Triggered was a well-chosen term, conveying both the automaticity and the intensity of the effect. When I encounter the term in modern usage is seems to be no more than a synonym for “bothered,” or “reminds me of something I don’t like.” One cannot be “triggered” by a MAGA hat. A claim to being triggered by a KuKluxKlan hood would require exposure to an actual traumatic event, such as having a cross burned on your lawn when you were little. Not common. Mere exposure to something that one disagrees with is not a trauma, and it is a terrible disservice to those who have actual trauma still circulating in their brains.  Not only does it dilute compassion for those who deserve it more, it may actually make their lives worse by expanding the situations which provoke the response.  Imagine a young woman who has been seriously sexually assaulted in high school and has flashbacks of the event in limited situations, such as someone shoving her against a wall. To be surrounded in college by those who frequently refer to less intense, perhaps even very minor events as being rape-equivalent is to reduce her threshold for being reminded of her serious event. Young and vulnerable people will sometimes even seek out such pathological companions in the hope of finding those who will be sympathetic and understand.
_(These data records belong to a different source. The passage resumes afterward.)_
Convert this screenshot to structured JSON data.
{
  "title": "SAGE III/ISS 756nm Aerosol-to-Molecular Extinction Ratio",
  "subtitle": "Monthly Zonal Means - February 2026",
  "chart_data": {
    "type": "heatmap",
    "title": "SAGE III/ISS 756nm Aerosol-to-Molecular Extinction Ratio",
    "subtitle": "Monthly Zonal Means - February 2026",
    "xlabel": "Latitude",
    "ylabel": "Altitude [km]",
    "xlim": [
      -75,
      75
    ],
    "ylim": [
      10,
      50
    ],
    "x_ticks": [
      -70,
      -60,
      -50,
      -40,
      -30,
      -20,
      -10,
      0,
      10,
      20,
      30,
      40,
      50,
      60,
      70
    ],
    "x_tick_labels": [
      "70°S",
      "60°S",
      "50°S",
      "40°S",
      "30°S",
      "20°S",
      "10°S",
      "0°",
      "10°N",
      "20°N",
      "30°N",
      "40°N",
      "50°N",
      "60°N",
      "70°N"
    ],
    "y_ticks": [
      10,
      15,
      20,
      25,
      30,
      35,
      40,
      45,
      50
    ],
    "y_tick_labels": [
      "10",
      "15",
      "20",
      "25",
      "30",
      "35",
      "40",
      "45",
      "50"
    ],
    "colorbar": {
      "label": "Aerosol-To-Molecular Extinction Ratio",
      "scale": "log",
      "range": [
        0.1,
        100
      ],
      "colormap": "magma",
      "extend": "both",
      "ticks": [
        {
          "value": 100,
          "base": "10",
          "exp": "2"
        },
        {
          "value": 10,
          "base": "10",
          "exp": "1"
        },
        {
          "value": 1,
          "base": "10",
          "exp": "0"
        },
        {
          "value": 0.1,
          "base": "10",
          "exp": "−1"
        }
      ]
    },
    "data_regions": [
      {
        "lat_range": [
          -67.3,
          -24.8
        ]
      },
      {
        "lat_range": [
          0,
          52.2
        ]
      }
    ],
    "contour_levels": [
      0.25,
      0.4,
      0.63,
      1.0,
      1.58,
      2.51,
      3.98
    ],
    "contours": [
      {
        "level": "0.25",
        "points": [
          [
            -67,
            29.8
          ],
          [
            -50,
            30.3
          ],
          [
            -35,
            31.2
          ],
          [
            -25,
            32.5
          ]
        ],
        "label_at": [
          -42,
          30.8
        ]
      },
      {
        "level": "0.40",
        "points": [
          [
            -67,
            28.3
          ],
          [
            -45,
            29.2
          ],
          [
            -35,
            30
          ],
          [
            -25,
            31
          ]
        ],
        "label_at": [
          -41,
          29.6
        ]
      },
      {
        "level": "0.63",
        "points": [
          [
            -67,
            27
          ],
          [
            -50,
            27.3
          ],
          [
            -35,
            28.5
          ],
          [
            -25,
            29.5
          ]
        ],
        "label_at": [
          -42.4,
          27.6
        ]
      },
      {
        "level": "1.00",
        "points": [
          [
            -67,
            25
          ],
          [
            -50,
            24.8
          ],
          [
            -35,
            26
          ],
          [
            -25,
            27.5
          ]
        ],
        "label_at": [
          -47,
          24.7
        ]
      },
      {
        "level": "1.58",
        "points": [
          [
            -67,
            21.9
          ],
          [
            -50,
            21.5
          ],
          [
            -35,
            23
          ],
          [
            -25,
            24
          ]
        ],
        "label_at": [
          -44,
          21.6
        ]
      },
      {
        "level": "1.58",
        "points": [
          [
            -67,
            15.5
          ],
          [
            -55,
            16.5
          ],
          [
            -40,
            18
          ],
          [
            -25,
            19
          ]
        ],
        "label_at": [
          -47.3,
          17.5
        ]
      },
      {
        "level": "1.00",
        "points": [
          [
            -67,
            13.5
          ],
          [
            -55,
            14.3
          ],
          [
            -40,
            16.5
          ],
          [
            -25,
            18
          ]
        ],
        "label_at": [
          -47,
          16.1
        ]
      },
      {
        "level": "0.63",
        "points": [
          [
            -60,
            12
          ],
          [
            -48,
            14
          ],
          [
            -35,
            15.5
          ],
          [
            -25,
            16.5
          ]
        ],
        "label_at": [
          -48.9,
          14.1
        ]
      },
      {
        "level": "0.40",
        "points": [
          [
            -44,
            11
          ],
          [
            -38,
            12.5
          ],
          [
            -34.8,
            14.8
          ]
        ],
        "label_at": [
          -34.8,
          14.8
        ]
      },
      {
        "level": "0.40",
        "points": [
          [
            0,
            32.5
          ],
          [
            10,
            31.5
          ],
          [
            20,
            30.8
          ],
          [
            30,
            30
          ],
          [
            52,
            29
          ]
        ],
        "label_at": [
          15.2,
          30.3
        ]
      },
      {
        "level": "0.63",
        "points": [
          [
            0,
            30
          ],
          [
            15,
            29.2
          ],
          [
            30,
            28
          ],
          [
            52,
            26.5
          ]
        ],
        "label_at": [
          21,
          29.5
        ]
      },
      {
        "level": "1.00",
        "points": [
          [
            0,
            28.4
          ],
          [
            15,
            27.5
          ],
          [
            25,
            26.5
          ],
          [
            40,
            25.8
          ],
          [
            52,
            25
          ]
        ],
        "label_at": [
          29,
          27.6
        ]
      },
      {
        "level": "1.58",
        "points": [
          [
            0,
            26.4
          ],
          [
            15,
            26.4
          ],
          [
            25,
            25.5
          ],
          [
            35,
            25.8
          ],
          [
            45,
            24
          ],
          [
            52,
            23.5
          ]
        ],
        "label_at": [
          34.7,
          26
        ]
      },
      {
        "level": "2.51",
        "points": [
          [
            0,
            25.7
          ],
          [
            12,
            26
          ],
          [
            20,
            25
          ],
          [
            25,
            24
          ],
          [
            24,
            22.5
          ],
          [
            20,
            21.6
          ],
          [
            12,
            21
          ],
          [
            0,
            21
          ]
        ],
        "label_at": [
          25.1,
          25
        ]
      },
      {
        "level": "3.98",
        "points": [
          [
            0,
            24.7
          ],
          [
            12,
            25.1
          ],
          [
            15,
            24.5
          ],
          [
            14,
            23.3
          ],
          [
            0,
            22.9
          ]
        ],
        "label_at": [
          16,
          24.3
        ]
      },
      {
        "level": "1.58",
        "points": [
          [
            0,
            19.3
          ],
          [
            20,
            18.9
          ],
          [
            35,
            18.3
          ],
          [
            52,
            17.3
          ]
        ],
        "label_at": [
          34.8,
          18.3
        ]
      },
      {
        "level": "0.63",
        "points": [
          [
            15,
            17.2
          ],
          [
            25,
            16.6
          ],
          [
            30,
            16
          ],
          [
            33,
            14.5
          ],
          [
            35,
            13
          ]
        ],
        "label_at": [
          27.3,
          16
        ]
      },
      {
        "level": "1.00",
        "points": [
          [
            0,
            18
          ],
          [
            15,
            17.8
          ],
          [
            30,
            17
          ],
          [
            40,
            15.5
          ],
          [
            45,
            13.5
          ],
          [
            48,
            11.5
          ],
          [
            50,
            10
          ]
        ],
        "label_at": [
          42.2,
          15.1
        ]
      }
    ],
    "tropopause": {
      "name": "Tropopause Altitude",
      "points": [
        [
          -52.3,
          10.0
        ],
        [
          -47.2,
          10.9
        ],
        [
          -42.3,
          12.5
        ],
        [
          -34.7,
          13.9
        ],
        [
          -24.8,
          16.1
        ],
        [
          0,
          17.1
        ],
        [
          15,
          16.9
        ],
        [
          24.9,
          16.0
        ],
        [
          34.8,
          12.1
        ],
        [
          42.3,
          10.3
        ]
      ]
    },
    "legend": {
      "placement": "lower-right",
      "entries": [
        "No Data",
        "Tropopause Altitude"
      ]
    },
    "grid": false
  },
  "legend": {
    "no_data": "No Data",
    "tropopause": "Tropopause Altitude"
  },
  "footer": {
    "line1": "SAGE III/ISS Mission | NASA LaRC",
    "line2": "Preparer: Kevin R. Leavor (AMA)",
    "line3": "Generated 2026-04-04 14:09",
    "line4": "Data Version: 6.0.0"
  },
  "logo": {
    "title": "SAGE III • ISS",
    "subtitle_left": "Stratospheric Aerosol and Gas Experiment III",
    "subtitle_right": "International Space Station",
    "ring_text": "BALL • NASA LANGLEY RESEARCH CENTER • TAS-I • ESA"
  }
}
I actually do find an event that was ridiculed as a possible trigger to be at least possible.  Rapes are described in Greek mythology and literature, especially in Pindar. There was a college woman who claimed that reading about a rape in one of the “Odes (there are a few nominees) took her by surprise and triggered a flashback memory of her own assault.  I think when people are criticizing Pindar and heroic Greek culture in general on this score they are describing outrage, not triggering, and I resent that, for reasons described above.  It seems of a piece with the pattern of overdramatisation I deplore.  Yet I don’t rule out that a rape in literature, in poetry, in music, in art could be triggering in a clinical sense.  Art is powerful.  That’s one of its purposes. It is supposed to resonate with life events and not be separate from them.  Most people consider classical literature boring, yawn-worthy, not any possible grounds for serious identification.  I wouldn’t be so sure. In artistic expressions of “The Rape of the Sabine Women” those victims look horrified, and it is hard not to feel pity and horror oneself, even while remembering that this is only a painting or sculpture and is not an event that is currently happening to real people. The girls at my high school got pretty involved in the cinematic version of “Romeo and Juliet” when it came out.  There are parts of Genesis and Exodus that one winces to read. A person used to immersing herself in the story and poetry, taken unawares, might indeed be triggered by Pindar. I know little of the story and nothing of the young woman.  I onlynote that it’s possible.

*The number of songs which bring tears to my eyes grows every year.